Looking up from the grass, she found herself considerably closer to the wooden sign – though she was hesitant to approach the water. She momentarily lost herself in the shimmering play of gleaming light running along the surface of the water, before shuddering to think what might happen if she fell inside.
She began to think that she was in a dream. Or something quite like a dream. What that meant she wasn’t sure. She was sure it meant something – but not quite what. Dreams – dreaming – perhaps it had something to do with sleeping – in fact, she was quite sure that dreams were the opposite of being awake, and waking was more solid, more substantial, more real than dreams. This must be more light, floatier, less solid then. She wondered how insubstantial this world was. Perhaps she would be able to run her hand right through the sign when she got to it.
She took a few steps towards the sign, meaning to test the solidity of whatever-this-place-was. She frowned and took a few steps more. The sign seemed to be moving away from her – or rather, the sign was moving fractionally closer, but she definitely felt that her steps should have brought her to the sign already. It was as if this ridiculous warning for this ridiculous pond couldn’t even be reached. Well, what was the point of warning someone against something which was impossible to achieve?

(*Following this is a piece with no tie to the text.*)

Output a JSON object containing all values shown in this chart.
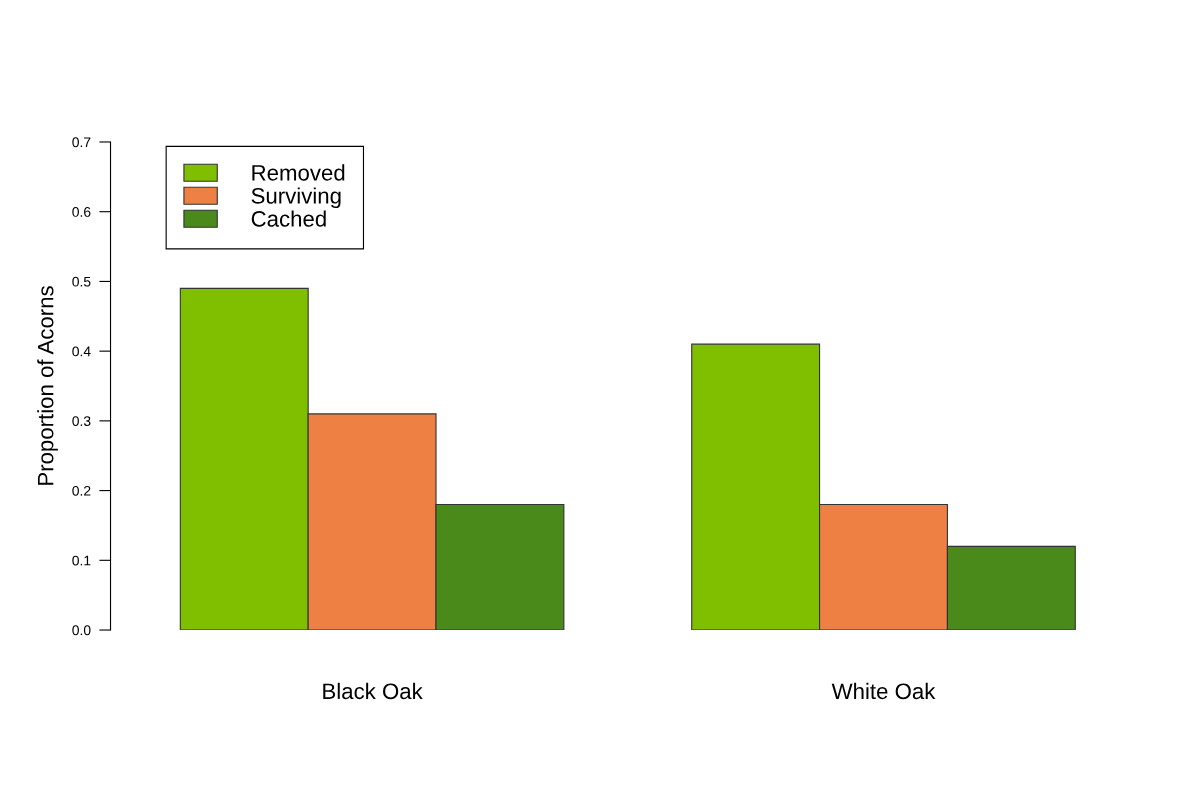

She continued walking now, determined to test the limits of this exercise. She began to feel she understood why this sign was beyond her reach. That sign was once in the periphery of her vision, the edge, the height, the boundary of her vision, of whatever-this-place-was. How could she possibly surmount or reach something like that? It was inconceivable.
Her eyes widened. In fact, what could she even do if she reached the edge – perhaps this was not such a good idea. What would happen if she stuck her arm out? Would her arm just fall off? She supposed there would have to be a new edge, and then she wouldn’t be able to help it if more things started going across the edge, and so it would be an infinitely extending, endlessly deferred – she stopped. That would be too much for her to handle. Especially if this was a dream.
If she couldn’t reach the sign, she shouldn’t try. But if she couldn’t ever reach it, did the sign even exist? In fact, where did the pond go? She was so busy thinking about the sign, she hadn’t even noticed the pond disappeared. Well, this was a bit of a useless sign now – warning people about the perils of something which wasn’t there. She hesitated and read the sign again.
“Those who go beneath the surface do so at their peril.” Well actually, she supposed that didn’t have to refer to the pond at all. She sighed. All this mind-bending, abruptly changeable thinking was beginning to be tiresome – she wasn’t sure she saw the point in it anyway.